Large Language Model (LLM) search agents have shown strong promise for knowledge-intensive language tasks through multiple rounds of reasoning and information retrieval. Most existing systems access information using a retriever that takes a keyword or natural language query and returns a ranked list of documents using an index of pre-computed document representations. In this work, we explore a complementary perspective in which the search agent treats the corpus itself as the search environment and finds evidence by issuing executable shell commands.
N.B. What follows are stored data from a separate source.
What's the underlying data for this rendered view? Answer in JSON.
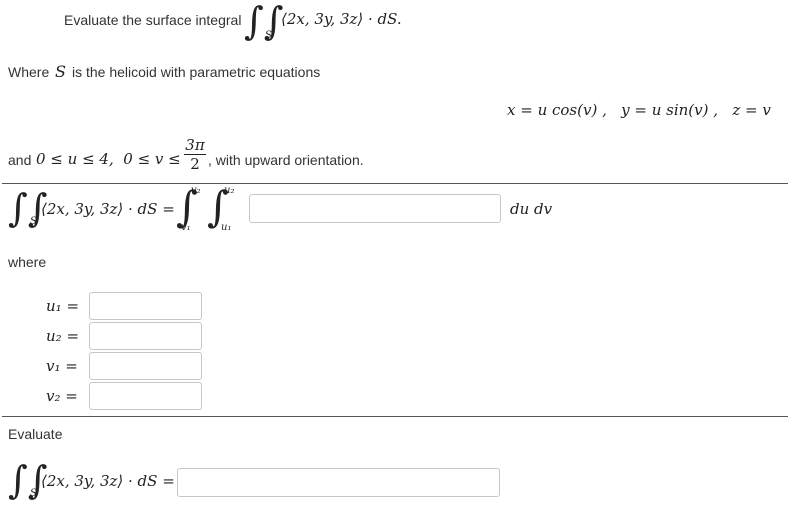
{
  "prompt": {
    "intro": "Evaluate the surface integral",
    "integrand": "⟨2x, 3y, 3z⟩ · dS.",
    "domain": "S",
    "where_prefix": "Where",
    "where_var": "S",
    "where_suffix": "is the helicoid with parametric equations",
    "param_eq": "x = u cos(v) ,   y = u sin(v) ,   z = v",
    "range_prefix": "and",
    "range_expr": "0 ≤ u ≤ 4,  0 ≤ v ≤",
    "range_num": "3π",
    "range_den": "2",
    "orientation": ", with upward orientation."
  },
  "setup": {
    "lhs": "⟨2x, 3y, 3z⟩ · dS =",
    "domain": "S",
    "outer_upper": "v₂",
    "outer_lower": "v₁",
    "inner_upper": "u₂",
    "inner_lower": "u₁",
    "differential": "du dv",
    "integrand_value": ""
  },
  "where_label": "where",
  "limits": [
    {
      "label": "u₁ =",
      "value": ""
    },
    {
      "label": "u₂ =",
      "value": ""
    },
    {
      "label": "v₁ =",
      "value": ""
    },
    {
      "label": "v₂ =",
      "value": ""
    }
  ],
  "evaluate": {
    "label": "Evaluate",
    "lhs": "⟨2x, 3y, 3z⟩ · dS =",
    "domain": "S",
    "value": ""
  }
}
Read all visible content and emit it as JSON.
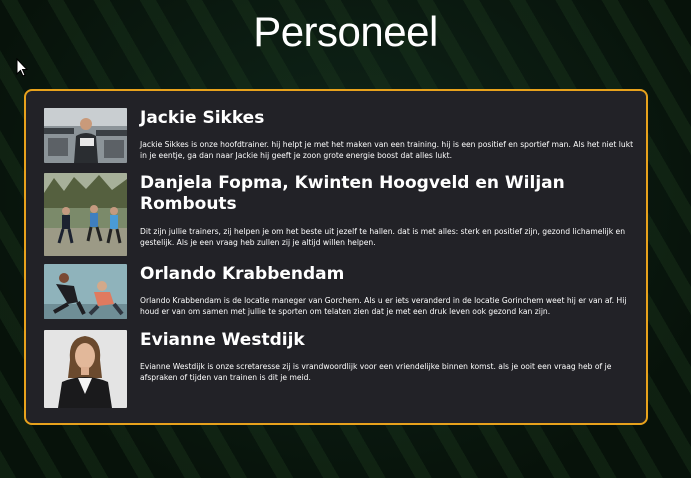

We introduce GrepSeek, an optimized direct corpus interaction (DCI) search agent that trains a compact search agent to find, filter, and compose evidence from large text corpora. To address the instability of learning behavior directly with reinforcement learning on large corpora, we propose a two-stage training pipeline. First, we construct a cold-start dataset using an answer-aware Tutor and answer-blind Planner to generate verified, causally grounded search trajectories. Second, we refine the initialized policy with Group Relative Policy Optimization (GRPO), allowing the agent to improve its task-oriented search behavior through direct interaction with the corpus. To make DCI practical at scale, we further use a semantics-preserving sharded-parallel execution engine that accelerates shell-based retrieval by up to $7.6\times$ while preserving byte-exact equivalence with sequential execution of the shell command. Experiments across seven open-domain question answering benchmarks show that GrepSeek achieves the strongest overall token-level $F_1$ and Exact Match. Our analysis also highlights the limitations of purely lexical interaction on queries with substantial surface-form variation, suggesting DCI as a practical and competitive method for search agents that can complement existing retrieval paradigms in the real world.

Generated from available metadata and abstract on 2026-07-14 using Claude.